Xylosma nepalensis Temporal range: Miocene–Pliocene PreꞒ Ꞓ O S D C P T J K Pg N

Scientific classification
- Kingdom: Plantae
- Clade: Tracheophytes
- Clade: Angiosperms
- Clade: Eudicots
- Clade: Rosids
- Order: Malpighiales
- Family: Salicaceae
- Genus: Xylosma
- Species: †X. nepalensis
- Binomial name: †Xylosma nepalensis Prasad & Pandey

= Xylosma nepalensis =

- Genus: Xylosma
- Species: nepalensis
- Authority: Prasad & Pandey

Extinct species of flowering plant

Xylosma nepalensis is an extinct species of flowering plant in the family Salicaceae, excavated from the Sivalik Hills within western Nepal, with an estimated temporal range spanning the Miocene to the Pliocene. It was first described by Mahesh Prasad and Shivendra Mohan Pandey in 2008.

==Description==
Known only from a single leaf specimen, Xylosma nepalensis had leaves that measured roughly 2.8 cm long and 1.2 cm wide; the shape was elliptic, the apex and base were both obtuse, and the margins were serrate. The leaf surface was chartaceous, and the veins came in pairs that formed a eucamptodromous pattern. The leaves of Xylosma nepalensis reportedly bore a close resemblance to the extant Xylosma congesta.

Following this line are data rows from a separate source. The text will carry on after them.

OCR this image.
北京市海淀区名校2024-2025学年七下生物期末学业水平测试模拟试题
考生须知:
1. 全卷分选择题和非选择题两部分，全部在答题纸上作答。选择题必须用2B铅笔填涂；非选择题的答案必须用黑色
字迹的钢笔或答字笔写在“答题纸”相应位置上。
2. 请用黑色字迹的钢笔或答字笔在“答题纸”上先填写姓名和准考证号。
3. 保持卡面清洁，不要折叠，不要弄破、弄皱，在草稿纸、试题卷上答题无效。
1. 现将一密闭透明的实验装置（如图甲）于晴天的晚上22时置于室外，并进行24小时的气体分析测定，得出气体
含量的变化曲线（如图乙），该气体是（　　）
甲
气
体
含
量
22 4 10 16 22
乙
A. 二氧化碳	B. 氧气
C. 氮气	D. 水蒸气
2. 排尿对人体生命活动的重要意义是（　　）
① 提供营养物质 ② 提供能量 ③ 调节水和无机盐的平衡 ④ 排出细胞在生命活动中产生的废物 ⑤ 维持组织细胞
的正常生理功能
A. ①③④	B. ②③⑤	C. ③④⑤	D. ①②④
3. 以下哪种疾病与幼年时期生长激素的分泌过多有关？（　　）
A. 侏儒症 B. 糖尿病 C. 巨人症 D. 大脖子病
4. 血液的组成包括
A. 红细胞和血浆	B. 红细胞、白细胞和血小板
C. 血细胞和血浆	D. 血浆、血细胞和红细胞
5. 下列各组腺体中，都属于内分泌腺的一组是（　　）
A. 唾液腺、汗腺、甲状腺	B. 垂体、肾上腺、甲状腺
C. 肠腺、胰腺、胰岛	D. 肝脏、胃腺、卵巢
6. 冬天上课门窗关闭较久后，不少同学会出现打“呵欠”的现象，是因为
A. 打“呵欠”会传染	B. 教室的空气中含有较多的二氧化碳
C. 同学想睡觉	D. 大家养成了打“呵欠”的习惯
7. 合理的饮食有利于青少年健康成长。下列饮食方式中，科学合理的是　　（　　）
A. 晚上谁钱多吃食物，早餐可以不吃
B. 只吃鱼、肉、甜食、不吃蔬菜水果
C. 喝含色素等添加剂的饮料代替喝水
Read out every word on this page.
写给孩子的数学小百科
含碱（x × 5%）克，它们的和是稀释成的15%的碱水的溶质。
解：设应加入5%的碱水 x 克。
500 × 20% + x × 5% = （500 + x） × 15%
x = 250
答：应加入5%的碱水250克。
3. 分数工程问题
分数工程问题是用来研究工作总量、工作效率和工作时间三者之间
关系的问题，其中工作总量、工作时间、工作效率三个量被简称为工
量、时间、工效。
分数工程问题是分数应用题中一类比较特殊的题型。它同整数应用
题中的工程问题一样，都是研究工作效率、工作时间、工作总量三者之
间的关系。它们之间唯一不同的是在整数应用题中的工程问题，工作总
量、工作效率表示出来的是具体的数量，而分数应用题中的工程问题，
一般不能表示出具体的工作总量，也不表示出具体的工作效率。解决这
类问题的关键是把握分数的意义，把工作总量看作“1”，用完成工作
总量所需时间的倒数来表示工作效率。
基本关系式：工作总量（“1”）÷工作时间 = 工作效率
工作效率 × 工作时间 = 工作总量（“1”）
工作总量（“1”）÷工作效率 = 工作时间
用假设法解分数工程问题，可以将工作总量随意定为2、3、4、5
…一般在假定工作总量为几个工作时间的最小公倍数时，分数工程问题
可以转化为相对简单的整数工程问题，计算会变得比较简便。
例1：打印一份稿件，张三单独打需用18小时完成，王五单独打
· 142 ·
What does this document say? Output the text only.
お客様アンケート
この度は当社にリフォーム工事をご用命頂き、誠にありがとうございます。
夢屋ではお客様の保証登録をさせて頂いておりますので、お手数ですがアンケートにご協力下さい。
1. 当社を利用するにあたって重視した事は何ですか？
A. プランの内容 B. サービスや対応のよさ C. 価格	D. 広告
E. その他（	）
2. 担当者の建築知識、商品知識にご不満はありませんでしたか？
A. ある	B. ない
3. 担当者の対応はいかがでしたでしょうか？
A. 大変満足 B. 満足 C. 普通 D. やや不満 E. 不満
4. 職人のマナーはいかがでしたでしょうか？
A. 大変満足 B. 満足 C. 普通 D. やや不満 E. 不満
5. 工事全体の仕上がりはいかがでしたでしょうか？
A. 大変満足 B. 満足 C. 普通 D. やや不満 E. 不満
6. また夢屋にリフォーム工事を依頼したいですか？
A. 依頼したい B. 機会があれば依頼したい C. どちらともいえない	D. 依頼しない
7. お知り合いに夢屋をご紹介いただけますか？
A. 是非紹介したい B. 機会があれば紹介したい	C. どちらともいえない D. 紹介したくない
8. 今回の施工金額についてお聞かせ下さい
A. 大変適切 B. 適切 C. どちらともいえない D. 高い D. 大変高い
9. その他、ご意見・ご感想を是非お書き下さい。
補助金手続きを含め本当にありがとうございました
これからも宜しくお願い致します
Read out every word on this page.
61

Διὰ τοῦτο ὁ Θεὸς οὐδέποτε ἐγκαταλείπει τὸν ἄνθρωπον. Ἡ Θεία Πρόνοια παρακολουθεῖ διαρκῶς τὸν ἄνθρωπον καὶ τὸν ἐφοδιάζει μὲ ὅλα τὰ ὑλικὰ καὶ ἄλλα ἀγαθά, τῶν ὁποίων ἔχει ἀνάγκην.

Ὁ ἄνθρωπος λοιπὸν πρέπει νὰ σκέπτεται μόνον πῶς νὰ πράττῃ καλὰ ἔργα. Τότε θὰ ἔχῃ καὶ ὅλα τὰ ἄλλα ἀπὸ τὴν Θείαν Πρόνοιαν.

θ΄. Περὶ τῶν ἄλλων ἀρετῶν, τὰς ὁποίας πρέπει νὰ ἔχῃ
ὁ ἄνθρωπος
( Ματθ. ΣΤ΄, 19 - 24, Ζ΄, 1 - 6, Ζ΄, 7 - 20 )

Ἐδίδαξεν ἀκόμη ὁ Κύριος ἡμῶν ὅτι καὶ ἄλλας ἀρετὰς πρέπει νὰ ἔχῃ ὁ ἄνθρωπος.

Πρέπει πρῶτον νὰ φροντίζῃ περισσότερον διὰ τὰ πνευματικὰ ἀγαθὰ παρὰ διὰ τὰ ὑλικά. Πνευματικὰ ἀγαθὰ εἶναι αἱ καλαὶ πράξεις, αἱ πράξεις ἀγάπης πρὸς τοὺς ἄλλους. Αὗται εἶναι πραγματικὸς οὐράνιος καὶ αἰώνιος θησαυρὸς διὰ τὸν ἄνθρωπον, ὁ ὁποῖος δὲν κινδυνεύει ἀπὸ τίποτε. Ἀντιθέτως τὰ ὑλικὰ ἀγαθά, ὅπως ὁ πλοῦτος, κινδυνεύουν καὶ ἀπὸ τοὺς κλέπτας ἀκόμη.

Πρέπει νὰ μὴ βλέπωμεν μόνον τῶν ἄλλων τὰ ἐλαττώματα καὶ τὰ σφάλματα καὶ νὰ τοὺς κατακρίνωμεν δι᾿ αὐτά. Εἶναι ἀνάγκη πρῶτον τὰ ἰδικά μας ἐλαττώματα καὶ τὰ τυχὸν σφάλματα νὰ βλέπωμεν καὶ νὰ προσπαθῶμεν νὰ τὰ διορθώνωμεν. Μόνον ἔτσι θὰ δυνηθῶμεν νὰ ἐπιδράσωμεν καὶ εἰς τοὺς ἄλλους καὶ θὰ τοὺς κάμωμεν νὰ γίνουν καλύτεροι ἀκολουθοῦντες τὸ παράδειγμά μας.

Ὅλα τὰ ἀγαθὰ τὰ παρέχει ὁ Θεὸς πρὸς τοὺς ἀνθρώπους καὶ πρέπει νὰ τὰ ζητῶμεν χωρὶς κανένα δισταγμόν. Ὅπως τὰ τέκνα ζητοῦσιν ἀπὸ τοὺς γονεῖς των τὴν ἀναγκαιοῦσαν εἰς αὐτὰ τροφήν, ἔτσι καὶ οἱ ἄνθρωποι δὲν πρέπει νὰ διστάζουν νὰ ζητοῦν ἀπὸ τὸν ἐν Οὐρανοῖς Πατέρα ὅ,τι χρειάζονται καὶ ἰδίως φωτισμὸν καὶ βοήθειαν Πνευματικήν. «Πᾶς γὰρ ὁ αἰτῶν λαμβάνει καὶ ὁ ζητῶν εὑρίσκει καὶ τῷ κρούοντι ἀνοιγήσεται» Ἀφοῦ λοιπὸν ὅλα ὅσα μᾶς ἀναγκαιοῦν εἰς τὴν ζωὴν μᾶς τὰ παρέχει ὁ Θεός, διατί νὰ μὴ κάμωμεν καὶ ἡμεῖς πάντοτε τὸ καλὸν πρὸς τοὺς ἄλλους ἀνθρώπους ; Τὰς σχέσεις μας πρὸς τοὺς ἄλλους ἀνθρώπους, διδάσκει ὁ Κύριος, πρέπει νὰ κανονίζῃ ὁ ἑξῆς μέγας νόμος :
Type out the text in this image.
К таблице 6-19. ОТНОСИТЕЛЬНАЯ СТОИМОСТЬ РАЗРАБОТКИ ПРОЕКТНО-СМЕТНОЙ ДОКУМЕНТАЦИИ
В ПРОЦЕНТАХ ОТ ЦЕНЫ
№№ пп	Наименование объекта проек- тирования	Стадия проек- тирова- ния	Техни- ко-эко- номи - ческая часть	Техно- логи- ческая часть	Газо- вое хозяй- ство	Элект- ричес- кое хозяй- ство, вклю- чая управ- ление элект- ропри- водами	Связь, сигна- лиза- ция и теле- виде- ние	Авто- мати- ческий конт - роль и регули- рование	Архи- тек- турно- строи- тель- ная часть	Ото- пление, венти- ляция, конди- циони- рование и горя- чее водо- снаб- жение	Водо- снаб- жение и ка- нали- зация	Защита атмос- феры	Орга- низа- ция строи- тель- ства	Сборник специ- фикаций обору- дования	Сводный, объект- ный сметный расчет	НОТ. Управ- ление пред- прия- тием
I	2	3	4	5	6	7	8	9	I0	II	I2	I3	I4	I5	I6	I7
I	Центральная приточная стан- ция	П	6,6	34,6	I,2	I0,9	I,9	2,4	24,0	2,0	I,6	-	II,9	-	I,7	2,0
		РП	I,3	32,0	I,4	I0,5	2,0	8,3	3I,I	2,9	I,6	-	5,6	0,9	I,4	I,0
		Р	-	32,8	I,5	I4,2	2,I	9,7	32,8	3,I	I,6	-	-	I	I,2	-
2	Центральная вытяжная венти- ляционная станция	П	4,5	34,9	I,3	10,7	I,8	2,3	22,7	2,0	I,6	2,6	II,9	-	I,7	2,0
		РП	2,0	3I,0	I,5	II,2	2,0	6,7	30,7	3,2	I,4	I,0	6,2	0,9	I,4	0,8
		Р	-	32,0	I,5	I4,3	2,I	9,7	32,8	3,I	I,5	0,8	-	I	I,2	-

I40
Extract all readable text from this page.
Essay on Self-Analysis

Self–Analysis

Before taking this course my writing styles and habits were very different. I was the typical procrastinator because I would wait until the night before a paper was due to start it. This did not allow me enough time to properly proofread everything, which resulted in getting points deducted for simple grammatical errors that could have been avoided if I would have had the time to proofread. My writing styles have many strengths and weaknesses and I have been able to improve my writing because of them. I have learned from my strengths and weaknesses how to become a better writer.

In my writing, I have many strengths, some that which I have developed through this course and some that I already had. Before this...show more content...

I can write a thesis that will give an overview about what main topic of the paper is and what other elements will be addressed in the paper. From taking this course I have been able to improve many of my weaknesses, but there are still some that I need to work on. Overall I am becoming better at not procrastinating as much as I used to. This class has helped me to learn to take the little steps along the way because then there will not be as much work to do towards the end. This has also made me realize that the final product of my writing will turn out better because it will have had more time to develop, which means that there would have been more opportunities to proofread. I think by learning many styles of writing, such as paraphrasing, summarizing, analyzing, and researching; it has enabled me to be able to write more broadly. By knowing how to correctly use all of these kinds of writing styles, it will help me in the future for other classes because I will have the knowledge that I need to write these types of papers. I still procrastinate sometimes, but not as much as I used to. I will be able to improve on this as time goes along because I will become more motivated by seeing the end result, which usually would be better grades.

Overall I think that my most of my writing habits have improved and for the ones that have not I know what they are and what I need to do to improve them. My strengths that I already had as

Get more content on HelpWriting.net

==Taxonomy and discovery==
In 2008, many fossil specimens were recovered from sites across the Sivalik Hills, where Mahesh Prasad and Shivendra Mohan Pandey identified Xylosma nepalensis as a new species based solely on a leaf impression. This taxon is only known from one specimen obtained from the Bankas Formation along the Surai Khola, a 19 km river running through the southern Sivalik belt.

===Etymology===
The generic name Xylosma derives from xylon (ξύλον), meaning "wood" or "tree", and osmé (ὀσμή), meaning "smell", overall referring to the aromatic wood found in some extant species. The specific epithet, nepalensis, is in reference to Nepal, where the fossil locality, Surai Khola, is located.